In his passionate desire to improve the lives of the “disinherited,” Dr Lejeune spent the remainder of his life searching for a cure for trisomy 21; he believed a cure for this most prevalent of genetic intellectual disorders (1 in 750 births) would pave the way for the cure of the less common ones. He gave unstintingly of his time to his patients, their parents, his research, the training of a whole generation of French geneticists, participating in international conferences, and serving as a scientific advisor to numerous governments. Much recognition and many prestigious prizes came his way, but he continued to live a completely unpretentious lifestyle, e.g. wearing the same suits for decades and riding his bicycle to and from work daily. He renounced the opportunity to have “power lunches,” coming home from the university to eat with his family each afternoon. During the summers, Birthe returned to her native Denmark with the children. Jerome accompanied them on the long drive, but only stayed a few days before returning to Paris to continue his research. He missed his family tremendously, but he did not complain about the painful separation. Each evening, he wrote a letter to Birthe. In fact, for the length of their marriage, they wrote to each other every day they were apart.

It was essential to Dr Lejeune’s work that he knew himself to be so loved (by God, his parents, wife, children, and patients) because it gave him the strength and courage to continue his work when the praise and approval of the media, colleagues, and the international scientific community turned to scorn and persecution. In San Francisco in 1969 when he went to receive the William Allan Memorial Award from the American Society of Human Genetics, Dr Lejeune committed career suicide. Understanding that his discovery that allowed persons with trisomy 21 to be identified in utero was going to be used to destroy rather than treat them, he testified as a geneticist about the uniqueness of each child. His speech was received in utter silence. That evening his letter to Birthe anticipated the certain result of his testimony: “This afternoon, I lost my Nobel Prize” (p. 39).
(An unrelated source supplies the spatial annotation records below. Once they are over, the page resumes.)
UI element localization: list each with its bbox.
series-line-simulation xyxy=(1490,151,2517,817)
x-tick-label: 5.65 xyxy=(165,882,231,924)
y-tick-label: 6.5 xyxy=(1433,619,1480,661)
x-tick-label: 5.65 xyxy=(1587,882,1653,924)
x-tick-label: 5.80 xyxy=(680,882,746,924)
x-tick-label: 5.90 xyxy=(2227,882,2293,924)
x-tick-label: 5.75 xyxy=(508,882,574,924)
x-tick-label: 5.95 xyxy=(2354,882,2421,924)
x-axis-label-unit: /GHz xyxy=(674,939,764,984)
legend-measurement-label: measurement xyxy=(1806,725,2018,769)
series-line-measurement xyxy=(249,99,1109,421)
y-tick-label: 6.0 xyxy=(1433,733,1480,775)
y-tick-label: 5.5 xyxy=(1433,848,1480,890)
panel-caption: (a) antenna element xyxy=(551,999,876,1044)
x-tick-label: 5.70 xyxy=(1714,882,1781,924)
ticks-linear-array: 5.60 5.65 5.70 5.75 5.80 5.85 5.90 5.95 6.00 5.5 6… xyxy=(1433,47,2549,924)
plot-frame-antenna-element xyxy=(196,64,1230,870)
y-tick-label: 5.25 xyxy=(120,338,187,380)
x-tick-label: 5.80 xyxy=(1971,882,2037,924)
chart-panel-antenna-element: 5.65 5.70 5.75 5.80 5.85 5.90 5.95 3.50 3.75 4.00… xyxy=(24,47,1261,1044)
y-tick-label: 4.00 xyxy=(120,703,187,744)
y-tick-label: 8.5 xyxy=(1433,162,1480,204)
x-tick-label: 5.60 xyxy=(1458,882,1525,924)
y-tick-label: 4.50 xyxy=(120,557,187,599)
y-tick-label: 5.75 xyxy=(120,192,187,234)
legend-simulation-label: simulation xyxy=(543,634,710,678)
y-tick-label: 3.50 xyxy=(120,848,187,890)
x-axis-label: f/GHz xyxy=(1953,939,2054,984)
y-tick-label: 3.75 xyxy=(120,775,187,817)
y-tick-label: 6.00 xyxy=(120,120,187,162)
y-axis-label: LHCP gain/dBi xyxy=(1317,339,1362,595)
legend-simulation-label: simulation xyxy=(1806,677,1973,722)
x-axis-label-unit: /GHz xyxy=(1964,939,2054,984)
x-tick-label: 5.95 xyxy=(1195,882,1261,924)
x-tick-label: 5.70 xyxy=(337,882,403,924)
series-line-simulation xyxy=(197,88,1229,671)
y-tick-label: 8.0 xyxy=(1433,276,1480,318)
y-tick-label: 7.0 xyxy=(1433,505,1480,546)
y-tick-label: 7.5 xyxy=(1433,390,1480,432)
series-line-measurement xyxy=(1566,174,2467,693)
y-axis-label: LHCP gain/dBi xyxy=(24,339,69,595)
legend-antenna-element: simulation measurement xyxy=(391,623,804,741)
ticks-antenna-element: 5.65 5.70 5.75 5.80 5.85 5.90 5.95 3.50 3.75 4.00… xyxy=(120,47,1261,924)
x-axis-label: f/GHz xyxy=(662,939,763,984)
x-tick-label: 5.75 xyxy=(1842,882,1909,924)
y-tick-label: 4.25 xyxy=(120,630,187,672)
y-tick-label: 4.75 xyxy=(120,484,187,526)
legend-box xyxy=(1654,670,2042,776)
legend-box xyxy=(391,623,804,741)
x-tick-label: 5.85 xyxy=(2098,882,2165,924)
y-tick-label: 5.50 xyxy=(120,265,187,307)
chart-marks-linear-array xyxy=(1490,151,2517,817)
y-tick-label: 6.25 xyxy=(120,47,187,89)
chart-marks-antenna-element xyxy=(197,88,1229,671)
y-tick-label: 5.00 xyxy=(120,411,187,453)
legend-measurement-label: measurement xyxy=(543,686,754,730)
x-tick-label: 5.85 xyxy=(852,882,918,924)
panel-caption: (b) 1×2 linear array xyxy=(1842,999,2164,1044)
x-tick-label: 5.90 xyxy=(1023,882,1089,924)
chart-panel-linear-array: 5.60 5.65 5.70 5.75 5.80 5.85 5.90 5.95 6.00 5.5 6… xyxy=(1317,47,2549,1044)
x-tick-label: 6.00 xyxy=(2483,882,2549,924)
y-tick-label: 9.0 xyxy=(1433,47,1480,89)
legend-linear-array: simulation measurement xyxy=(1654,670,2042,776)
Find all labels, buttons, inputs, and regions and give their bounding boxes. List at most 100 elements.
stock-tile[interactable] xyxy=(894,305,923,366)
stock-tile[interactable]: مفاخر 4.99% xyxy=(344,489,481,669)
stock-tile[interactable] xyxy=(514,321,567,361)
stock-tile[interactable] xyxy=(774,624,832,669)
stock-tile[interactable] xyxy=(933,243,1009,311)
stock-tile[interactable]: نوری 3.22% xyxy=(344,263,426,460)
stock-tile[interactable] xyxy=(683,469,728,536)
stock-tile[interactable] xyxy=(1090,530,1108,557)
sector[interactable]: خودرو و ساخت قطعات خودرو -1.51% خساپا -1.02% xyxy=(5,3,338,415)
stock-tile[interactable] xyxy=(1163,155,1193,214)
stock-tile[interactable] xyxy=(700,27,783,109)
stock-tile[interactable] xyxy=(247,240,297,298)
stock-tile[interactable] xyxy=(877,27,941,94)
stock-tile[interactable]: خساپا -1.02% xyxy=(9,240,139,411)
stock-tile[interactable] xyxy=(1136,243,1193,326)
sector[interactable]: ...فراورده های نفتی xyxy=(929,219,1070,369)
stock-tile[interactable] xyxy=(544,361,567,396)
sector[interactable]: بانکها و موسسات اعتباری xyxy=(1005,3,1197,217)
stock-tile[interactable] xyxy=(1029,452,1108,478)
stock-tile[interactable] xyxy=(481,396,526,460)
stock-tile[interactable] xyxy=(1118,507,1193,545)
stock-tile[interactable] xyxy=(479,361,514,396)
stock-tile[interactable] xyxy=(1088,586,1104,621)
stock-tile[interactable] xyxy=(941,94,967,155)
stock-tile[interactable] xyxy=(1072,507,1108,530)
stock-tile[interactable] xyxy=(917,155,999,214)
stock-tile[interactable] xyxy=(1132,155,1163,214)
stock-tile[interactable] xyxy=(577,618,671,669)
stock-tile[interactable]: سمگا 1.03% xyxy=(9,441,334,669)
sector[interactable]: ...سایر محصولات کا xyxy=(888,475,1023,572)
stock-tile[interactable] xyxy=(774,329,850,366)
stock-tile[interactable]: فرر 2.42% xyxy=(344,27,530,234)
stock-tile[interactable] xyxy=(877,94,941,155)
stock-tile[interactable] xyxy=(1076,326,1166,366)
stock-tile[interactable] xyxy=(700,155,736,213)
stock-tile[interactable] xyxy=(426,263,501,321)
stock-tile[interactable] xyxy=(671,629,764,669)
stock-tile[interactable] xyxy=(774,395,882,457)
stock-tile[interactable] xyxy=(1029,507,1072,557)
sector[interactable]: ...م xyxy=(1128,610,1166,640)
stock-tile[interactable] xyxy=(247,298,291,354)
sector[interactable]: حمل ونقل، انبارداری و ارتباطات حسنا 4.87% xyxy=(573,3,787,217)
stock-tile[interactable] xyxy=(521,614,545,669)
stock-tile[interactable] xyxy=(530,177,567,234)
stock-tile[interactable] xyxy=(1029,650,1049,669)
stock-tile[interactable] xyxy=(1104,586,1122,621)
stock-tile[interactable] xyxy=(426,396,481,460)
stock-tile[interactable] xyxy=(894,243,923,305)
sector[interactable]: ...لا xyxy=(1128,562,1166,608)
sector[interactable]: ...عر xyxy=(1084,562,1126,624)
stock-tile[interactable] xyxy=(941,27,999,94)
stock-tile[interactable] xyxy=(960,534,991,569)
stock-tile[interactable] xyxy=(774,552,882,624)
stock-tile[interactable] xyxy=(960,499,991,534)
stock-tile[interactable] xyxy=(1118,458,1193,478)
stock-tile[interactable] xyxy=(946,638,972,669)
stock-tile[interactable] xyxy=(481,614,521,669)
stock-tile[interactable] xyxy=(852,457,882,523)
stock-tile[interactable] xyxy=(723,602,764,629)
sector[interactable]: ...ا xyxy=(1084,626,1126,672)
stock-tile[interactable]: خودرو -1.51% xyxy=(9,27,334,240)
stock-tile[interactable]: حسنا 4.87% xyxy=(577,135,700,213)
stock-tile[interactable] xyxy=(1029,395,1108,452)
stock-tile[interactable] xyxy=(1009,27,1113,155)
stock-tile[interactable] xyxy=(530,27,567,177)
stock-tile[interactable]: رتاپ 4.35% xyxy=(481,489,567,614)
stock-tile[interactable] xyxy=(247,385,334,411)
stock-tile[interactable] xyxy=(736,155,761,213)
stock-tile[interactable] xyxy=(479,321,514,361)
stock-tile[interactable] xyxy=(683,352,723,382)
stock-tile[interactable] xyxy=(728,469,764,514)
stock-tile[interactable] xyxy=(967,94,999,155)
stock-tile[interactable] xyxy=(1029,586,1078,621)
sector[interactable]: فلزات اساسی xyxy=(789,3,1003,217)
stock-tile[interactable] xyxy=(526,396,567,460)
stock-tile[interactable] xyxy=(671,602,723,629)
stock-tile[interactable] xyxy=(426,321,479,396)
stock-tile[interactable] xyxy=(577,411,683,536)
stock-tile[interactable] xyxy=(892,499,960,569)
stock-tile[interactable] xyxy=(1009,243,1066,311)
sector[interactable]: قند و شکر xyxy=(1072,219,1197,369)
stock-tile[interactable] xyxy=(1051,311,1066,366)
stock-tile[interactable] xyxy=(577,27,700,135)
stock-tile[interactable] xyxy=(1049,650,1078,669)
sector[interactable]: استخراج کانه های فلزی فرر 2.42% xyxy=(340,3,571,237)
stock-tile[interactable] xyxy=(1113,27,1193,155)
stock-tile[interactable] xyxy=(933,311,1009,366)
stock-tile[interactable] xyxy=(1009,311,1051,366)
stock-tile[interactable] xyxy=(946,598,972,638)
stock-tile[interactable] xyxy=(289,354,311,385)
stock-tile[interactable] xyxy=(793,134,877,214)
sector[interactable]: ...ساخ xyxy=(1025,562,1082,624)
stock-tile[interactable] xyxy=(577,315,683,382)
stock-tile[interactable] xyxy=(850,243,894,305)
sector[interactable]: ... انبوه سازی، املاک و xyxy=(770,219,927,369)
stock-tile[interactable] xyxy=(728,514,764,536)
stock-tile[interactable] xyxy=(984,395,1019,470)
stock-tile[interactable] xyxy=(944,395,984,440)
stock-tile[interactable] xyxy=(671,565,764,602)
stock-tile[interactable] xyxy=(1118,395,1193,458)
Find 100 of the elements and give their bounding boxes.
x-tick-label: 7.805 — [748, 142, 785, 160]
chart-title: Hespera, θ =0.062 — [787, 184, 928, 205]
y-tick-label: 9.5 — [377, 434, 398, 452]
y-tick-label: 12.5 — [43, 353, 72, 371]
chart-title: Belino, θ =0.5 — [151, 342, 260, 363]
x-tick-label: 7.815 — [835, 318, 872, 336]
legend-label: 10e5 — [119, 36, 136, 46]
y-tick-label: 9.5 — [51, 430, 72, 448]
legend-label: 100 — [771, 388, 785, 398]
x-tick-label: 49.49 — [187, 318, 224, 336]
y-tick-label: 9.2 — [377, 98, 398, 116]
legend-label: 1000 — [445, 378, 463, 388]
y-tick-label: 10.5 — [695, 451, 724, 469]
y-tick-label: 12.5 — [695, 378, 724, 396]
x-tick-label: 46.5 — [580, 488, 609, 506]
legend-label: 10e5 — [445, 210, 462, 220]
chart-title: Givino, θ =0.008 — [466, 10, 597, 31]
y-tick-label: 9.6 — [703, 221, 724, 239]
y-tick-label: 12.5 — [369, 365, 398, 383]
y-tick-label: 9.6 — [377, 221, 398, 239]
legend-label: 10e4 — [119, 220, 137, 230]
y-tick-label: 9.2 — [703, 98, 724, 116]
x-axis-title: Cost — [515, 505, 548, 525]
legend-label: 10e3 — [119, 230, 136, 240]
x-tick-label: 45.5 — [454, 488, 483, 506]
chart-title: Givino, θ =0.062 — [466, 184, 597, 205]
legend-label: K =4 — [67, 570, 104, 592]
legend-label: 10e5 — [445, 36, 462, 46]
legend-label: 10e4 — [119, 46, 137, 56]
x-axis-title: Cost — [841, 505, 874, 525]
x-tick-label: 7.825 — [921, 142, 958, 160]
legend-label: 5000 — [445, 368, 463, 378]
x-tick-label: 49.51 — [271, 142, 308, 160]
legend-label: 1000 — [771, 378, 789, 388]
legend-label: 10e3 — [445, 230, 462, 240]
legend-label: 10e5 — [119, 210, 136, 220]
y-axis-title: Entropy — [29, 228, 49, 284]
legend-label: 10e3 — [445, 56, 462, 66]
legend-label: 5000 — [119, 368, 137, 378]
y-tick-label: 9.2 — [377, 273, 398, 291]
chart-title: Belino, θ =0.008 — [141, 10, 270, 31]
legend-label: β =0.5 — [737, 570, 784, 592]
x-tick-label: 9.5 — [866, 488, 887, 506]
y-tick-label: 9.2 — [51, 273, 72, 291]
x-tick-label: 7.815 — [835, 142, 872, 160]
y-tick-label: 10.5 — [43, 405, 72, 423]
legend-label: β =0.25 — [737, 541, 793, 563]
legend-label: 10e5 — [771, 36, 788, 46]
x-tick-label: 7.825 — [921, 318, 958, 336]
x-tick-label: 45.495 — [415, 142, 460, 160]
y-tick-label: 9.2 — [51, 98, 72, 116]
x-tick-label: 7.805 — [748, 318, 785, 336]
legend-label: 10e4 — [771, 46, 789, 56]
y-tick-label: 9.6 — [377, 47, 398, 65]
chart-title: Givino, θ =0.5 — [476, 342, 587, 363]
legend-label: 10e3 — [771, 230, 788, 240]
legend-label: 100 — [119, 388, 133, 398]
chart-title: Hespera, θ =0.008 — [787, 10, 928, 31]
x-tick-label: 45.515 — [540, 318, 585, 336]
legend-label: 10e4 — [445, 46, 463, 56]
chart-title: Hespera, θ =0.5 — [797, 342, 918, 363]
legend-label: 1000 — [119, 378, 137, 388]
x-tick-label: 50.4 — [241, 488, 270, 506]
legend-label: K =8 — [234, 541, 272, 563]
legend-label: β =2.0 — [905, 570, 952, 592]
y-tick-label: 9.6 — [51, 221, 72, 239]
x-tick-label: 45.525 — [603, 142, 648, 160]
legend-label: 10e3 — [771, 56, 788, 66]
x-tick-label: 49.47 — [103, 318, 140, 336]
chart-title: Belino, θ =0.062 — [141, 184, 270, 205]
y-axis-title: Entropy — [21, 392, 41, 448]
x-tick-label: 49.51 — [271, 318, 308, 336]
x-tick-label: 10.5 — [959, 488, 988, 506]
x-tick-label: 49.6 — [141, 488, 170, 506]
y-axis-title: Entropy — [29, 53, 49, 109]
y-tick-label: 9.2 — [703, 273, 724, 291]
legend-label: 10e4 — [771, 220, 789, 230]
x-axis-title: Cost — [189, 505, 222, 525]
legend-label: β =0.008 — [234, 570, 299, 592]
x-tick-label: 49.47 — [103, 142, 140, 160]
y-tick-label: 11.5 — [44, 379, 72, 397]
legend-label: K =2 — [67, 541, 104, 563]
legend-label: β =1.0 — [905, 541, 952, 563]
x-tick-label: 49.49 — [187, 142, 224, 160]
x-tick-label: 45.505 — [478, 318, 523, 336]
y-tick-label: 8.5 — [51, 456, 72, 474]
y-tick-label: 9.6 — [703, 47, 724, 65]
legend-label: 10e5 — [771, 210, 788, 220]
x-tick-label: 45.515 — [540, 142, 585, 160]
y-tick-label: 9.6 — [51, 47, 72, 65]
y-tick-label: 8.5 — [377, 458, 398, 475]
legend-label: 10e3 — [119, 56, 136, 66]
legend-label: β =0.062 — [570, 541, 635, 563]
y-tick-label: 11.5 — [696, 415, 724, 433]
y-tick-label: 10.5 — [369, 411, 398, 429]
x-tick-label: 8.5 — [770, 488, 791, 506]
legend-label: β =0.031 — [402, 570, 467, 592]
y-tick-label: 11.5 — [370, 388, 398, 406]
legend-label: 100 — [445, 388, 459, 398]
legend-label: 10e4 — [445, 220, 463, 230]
For Clara and her sister, their childhood came to an abrupt end the day they cycled to school past a wall spray-painted “Lejeune and his little monsters must die!” (p. 47). Suddenly, the university deprived Dr Lejeune of his office space, lab, and funding for research. For the last 15 years of his professional life, funding came from abroad. “He experienced the betrayal of friends, administrative harassment, the condemnation that the modern press can wield…. If he suffered, he never let us see it. In the face of insults, he used to smile, saying, ‘It is not for myself that I’m fighting, so these attacks don’t matter’” (p. 97).

In 1994, John Paul II appointed his friend Dr Lejeune, then terminally ill, as the first president of the Pontifical Academy of Life. He held the post just over a month until his death on Easter Sunday. For the funeral, the Pope sent a message: “We are faced today with the death of a great Christian of the 20thcentury, of a man for whom the defense of life became an apostolate.… Prof. Lejeune was always able to employ his profound knowledge of life and of its secrets for the true good of man and of humanity, and only for that purpose” (p. 138). When John Paul II visited Paris in 1997, he prayed at the tomb of his friend, despite the vociferous protests of the French government.

Love, hospitality, wonder, courage, and strength – these all indicate a truly human itinerary. For this reason, in April 2012, a solemn Mass in Notre Dame Cathedral marked the close of the diocesan phase of the cause for canonization of Dr Jerome Lejeune, and all the pertinent documents were forwarded to the Vatican. So Clara Lejeune-Gaymard’s biography witnesses to a paternity that was not reserved for his family alone but radiated out to the whole world. Perhaps before long, he will be a patron saint for many fathers, doctors, scientists, and above all for the “disinherited.”